Patrick doesn’t know why the fuck he keeps you around. You’re not some tie-in—not a goddamn philosophy—just a conveniently located warm body with a half-decent, half-assed pep talk and a habit of stroking his ego (and other things) whenever he needs it. It’s not that he’s got mommy issues or some Freudian shit like that—fuck, no. Well, not in the way you’d think. But that’s a story for a neverly time. Right now, he’s got his face smushed against your chest, pressed into the motel mattress like the world’s whiniest heavyweight champ.
The place is a dump—flickering neon outside, cigarette ashes on the nightstand—but according to Patrick, it’s a “safety precaution.” You know. Because he ran his mouth about some Swiss trust-fund kid on Twitter and somehow thought the “ZweigTooReal88” username made him untouchable.
Your fingers run through his hair, and Patrick exhales, all galumphing and high-octane, as if the load of the world is in his lungs. His palm settles over yours, rough and calloused from years of gripping rackets, and he mutters, “I could’ve won.” Like he hasn’t been repeating that for the past twenty-seven minutes. “I swear, he’s all polished and 'pretty' out there, but I hit harder. I hit better.” Jesus Christ. This guy.

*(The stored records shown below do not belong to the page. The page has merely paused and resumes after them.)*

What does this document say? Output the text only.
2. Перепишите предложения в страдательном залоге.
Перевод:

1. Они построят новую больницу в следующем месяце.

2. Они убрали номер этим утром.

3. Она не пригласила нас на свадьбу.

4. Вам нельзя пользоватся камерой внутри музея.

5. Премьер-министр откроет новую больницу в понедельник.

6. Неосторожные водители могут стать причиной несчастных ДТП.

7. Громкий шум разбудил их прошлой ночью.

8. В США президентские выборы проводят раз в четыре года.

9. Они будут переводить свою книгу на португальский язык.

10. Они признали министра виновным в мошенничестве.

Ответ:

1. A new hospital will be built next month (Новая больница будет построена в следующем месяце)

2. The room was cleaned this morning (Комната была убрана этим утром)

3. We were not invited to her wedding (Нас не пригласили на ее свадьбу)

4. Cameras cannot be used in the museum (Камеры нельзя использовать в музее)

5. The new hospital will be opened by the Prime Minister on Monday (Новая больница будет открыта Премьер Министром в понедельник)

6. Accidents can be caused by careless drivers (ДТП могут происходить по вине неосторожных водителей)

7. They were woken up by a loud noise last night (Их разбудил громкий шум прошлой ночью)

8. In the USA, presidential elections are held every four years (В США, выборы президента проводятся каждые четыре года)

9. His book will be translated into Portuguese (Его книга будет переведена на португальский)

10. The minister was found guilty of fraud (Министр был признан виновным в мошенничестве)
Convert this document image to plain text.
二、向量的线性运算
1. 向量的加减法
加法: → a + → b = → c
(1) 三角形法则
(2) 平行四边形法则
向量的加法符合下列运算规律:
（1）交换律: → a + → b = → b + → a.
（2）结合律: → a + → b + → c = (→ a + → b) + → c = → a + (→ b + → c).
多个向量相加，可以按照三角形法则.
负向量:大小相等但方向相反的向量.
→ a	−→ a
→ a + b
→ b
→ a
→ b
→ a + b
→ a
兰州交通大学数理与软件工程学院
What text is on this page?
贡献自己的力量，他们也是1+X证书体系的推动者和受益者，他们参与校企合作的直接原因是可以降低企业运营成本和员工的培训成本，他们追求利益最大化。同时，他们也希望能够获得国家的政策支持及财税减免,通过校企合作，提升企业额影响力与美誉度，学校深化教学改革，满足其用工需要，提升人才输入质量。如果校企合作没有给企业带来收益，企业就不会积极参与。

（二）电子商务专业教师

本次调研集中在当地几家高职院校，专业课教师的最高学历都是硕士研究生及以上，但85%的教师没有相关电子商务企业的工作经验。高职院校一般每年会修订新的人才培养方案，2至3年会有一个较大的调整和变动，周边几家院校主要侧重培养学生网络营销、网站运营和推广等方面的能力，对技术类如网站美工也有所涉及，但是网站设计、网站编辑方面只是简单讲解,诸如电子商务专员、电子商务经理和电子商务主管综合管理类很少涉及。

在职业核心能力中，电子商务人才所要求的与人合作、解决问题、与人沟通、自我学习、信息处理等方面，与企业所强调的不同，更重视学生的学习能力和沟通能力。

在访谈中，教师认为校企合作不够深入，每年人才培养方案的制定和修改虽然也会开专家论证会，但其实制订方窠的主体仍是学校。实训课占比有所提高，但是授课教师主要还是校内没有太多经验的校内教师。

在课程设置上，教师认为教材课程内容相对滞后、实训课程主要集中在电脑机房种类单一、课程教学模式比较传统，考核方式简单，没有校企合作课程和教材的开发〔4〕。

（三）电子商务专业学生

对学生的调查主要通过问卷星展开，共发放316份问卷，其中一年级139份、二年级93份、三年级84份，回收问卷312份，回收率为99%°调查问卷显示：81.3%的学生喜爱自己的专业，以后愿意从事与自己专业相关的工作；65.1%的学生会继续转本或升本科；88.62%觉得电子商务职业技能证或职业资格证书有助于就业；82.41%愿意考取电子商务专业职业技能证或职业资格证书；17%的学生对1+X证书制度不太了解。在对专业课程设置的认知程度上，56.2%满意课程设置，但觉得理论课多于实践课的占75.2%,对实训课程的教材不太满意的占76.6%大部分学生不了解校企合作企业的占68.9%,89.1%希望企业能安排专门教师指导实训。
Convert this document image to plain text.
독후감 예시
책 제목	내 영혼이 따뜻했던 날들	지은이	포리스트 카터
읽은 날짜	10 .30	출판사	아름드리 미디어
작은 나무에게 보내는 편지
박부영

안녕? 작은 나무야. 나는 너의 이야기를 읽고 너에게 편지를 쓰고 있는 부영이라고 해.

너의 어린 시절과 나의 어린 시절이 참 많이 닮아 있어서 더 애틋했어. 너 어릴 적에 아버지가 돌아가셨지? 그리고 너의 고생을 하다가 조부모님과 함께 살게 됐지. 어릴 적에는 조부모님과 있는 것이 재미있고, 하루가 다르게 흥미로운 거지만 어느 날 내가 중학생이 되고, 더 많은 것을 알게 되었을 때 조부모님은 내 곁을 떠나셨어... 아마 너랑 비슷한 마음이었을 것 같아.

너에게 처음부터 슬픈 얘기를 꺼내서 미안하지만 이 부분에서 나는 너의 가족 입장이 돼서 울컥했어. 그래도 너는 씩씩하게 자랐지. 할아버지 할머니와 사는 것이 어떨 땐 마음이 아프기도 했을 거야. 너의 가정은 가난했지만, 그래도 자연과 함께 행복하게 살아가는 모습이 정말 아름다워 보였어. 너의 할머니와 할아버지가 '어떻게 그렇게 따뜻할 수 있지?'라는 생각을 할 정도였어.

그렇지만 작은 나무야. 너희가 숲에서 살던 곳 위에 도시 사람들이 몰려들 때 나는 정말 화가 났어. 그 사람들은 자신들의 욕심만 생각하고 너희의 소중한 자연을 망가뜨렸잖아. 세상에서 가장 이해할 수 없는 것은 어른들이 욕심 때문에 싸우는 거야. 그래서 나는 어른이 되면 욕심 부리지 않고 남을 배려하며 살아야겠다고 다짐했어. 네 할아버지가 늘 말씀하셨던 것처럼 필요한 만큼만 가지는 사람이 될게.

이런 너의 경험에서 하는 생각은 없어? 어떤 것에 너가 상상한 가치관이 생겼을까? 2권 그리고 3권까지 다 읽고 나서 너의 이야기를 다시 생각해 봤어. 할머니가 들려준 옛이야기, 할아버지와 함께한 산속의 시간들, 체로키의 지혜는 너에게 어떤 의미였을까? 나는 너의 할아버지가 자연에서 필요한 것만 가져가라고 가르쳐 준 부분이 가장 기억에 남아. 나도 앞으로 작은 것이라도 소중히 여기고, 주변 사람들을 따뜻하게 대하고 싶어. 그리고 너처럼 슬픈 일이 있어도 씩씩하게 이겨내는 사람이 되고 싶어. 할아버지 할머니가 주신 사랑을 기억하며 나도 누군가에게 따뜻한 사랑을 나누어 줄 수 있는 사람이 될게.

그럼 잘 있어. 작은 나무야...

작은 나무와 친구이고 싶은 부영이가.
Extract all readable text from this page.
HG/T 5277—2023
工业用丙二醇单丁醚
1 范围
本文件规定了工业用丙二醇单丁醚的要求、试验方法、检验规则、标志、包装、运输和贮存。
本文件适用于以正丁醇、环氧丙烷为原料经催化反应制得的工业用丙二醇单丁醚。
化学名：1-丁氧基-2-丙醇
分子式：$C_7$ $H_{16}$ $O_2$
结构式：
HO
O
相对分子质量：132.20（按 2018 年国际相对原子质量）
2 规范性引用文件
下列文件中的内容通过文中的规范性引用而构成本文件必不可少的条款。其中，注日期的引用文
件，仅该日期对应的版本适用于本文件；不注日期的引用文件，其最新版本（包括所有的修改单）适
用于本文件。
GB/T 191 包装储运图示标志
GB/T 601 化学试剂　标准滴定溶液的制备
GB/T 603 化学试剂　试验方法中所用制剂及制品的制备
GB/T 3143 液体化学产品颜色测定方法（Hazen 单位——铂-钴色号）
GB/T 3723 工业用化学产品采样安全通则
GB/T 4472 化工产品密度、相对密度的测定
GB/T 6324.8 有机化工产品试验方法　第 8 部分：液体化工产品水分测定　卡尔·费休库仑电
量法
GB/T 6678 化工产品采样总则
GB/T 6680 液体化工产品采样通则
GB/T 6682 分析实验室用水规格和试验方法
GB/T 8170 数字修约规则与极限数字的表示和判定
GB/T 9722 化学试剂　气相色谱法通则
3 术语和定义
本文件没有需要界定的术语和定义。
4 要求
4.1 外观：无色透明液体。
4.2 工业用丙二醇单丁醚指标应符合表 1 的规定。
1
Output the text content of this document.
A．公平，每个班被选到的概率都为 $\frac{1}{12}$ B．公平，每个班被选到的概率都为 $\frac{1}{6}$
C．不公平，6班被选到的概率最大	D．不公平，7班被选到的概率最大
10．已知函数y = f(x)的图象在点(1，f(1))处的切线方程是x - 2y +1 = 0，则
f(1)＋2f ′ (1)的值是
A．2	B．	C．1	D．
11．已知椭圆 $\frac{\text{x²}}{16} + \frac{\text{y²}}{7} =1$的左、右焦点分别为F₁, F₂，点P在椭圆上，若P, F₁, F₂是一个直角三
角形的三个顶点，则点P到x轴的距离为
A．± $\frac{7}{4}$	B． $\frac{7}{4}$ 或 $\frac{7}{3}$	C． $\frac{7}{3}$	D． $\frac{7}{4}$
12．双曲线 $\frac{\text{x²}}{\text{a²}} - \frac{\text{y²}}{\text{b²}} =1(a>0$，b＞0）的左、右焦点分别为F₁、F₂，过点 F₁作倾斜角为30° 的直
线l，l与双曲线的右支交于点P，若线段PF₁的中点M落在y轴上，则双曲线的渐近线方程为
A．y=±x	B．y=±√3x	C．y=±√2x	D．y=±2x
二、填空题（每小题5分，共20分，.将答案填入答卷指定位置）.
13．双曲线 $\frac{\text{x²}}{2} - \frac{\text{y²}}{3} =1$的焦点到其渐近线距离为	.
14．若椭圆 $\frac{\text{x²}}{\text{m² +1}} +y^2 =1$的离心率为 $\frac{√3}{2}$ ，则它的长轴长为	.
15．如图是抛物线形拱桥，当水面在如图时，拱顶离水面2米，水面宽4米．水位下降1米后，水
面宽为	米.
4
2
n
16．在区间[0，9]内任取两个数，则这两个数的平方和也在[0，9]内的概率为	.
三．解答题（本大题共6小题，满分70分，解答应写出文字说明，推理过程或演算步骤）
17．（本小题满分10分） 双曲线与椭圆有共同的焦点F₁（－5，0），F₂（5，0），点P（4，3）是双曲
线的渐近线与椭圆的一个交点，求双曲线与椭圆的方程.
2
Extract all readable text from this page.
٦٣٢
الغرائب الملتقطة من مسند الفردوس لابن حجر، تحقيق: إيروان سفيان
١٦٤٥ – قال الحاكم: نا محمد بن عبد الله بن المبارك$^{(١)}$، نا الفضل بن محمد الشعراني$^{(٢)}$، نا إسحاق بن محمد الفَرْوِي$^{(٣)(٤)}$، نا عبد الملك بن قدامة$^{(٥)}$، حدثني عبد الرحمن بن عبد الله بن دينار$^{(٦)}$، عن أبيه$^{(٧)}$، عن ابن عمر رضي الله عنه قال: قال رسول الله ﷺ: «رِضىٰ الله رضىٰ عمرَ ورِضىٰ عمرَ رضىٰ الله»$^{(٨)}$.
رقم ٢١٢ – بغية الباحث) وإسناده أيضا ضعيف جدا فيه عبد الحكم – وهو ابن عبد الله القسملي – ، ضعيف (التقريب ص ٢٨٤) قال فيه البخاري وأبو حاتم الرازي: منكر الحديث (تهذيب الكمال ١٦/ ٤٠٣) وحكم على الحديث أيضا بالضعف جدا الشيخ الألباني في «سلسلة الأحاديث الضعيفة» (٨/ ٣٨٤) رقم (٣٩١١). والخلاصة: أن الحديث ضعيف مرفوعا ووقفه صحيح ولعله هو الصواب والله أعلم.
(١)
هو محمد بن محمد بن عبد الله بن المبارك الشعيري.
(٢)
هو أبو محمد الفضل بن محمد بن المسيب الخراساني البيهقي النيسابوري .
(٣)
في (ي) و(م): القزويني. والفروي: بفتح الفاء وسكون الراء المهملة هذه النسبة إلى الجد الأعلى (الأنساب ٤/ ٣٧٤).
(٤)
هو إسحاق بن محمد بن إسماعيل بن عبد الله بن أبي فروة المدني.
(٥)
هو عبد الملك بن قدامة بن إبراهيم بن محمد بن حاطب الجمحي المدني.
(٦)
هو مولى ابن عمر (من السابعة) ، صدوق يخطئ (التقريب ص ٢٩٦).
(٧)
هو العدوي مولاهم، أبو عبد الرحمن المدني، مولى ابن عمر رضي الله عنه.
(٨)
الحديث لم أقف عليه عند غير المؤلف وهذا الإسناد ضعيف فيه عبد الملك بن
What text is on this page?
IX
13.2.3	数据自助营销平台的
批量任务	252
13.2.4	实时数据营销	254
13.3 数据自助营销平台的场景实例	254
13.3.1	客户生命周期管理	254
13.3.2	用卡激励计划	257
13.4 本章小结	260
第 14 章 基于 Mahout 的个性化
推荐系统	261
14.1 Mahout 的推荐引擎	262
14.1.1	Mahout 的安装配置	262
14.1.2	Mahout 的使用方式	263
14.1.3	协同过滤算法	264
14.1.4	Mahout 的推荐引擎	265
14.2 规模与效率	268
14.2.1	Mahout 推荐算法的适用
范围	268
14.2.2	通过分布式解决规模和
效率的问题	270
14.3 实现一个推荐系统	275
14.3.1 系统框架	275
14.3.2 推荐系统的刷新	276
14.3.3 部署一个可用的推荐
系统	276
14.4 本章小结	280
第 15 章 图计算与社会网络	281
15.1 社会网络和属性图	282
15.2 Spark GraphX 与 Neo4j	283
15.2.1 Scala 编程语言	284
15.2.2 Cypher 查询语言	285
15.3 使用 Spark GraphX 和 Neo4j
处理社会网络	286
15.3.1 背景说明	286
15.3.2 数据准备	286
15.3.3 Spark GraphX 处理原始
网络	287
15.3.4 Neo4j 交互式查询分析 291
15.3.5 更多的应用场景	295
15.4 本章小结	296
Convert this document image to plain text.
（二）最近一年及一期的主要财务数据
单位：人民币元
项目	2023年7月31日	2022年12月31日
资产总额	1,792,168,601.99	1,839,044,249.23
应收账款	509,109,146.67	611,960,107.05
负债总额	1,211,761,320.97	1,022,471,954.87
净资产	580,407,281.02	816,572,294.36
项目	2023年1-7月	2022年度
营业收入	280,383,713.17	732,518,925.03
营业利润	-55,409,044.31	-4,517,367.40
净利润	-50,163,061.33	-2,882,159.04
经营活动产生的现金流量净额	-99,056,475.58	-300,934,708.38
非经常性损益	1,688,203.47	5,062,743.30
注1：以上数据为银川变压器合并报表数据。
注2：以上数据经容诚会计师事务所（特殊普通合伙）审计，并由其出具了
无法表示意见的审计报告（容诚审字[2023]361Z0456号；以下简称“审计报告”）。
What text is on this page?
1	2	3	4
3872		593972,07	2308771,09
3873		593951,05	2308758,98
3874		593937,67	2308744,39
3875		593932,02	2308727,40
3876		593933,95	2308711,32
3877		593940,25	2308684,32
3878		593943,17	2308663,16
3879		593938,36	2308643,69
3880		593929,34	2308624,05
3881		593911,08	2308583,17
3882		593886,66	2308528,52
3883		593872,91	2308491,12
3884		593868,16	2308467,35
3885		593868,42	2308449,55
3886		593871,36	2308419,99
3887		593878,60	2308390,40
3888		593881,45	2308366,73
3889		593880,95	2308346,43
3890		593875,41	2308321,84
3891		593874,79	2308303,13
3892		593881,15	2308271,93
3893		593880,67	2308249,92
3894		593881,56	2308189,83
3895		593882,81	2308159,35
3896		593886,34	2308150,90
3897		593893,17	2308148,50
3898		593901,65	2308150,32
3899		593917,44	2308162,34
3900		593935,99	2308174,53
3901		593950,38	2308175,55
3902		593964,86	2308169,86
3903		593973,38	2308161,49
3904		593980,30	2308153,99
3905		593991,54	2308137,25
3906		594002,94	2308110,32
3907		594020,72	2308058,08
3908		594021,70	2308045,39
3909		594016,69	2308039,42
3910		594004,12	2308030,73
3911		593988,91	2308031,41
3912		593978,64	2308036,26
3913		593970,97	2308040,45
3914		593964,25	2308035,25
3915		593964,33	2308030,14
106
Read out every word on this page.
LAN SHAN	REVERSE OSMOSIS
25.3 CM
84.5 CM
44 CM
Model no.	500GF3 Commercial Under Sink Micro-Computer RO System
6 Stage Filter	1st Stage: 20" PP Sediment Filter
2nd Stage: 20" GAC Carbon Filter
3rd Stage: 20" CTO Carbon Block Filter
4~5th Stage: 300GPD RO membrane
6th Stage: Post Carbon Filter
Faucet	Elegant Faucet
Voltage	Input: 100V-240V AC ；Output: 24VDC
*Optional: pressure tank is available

This is the first game he’s lost in weeks—a brutal end to his streak at the hands of some nepotism baby with a trust fund and a really punchable face. Patrick digs his forehead into the crook of your neck, his frustration sinking deep into your skin, muscle memory. “Fucking nepo babies, man,” he groans, voice muffled against your collarbone. “Need a goddamn cigarette.” And then, because he’s Patrick, he props himself up on an elbow, looking down at you like he’s got something to prove. A man now. Not some thirty-one-year-old man-child whining into your shirt. “Actually? It’s the kid’s lucky day. Doesn’t mean shit for me.”
Oh. There it is. The self-reassurance arc. You barely have time to brace before he goes in for the kill. “You’re with me, right?”